5) Style is subjective. Be yourself, but be smart first. No matter how funny you think you are, the whole world may not agree. I remember watching a guy completely bomb at an open mic comedy night, which happens. Now I assume he was "the funny guy" among his friends, but a big joke he had about constipation and pulling on some sort of chain a la tug of war to rectify the matter was too gross for the crowd's taste. A valuable lesson I learn every day: My funny ≠ everyone's funny. Oh, and no matter how funny you actually you are, you inevitably will say something too stupid or too offensive. People keep telling me I'm going to do that some day. So, I go back to: Be Smart.
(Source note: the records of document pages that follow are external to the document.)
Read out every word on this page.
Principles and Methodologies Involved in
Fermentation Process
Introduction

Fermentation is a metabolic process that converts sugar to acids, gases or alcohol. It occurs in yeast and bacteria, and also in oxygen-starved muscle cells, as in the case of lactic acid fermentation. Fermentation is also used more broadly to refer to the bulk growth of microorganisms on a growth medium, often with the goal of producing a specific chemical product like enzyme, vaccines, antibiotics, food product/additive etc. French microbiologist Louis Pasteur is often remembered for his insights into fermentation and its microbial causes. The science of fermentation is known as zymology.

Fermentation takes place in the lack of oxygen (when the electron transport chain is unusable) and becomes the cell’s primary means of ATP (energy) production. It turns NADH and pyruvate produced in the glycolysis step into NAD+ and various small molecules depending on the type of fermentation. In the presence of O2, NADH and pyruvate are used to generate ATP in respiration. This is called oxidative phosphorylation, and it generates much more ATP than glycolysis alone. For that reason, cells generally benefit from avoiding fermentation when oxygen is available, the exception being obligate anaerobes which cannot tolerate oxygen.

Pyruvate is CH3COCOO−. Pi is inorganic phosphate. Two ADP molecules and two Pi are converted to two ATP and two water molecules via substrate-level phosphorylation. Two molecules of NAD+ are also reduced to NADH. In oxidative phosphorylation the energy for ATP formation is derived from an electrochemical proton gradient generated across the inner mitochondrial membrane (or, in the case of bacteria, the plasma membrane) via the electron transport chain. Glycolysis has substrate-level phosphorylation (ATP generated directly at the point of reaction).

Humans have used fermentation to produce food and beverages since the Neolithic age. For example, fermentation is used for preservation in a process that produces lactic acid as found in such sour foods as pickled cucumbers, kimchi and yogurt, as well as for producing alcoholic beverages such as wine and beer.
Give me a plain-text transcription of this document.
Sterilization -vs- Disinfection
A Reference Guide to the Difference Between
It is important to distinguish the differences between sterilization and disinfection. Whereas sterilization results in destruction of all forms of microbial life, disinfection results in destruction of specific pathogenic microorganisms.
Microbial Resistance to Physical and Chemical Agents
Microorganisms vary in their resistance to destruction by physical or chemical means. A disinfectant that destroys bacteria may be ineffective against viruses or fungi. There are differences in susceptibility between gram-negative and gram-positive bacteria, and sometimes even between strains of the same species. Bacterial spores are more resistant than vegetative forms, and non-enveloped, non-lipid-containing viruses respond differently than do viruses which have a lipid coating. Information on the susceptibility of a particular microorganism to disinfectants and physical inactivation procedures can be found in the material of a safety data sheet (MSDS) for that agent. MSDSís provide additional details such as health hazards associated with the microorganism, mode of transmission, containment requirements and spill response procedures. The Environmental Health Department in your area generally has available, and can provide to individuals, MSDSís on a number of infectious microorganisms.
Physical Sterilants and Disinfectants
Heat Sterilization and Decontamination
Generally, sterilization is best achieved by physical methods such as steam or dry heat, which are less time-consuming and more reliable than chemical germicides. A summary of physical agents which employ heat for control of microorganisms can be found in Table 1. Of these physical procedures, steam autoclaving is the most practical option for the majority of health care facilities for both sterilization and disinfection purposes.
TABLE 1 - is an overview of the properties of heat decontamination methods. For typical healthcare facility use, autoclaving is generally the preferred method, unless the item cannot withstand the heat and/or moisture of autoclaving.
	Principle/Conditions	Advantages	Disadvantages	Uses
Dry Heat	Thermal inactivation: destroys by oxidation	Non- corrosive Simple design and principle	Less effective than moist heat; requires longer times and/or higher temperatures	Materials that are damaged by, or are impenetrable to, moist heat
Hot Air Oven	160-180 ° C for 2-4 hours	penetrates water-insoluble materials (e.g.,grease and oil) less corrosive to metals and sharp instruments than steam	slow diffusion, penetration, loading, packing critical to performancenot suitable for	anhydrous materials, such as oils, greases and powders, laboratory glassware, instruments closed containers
In 3 years of being a blog, we've had advertisers call us out and tell us our opinions were wrong. We said, You have a right to your opinion. We’ve had also had 2 or 3 posts we took down–and that was mainly because we didn’t think, Oh, right, we probably shouldn’t praise one of our client’s direct competitors. As much as we thought a campaign was pretty smart, it's just not wise to make the people who put bacon on your sandwich feel you like the other guy better. Besides, that was probably an intern anyway. Silly interns.

But we've had good conversations with advertisers who responded to both criticism and praise. We've befriended many other wise people in the blogosphere, who thought we were smart enough to follow us, and we do the same. And we've brought in new clients, because they read us and thought, These guys might actually have a clue.

If you're smart, the time you spend blogging and twittering may actually make you some money...provided you don't completely suck at it.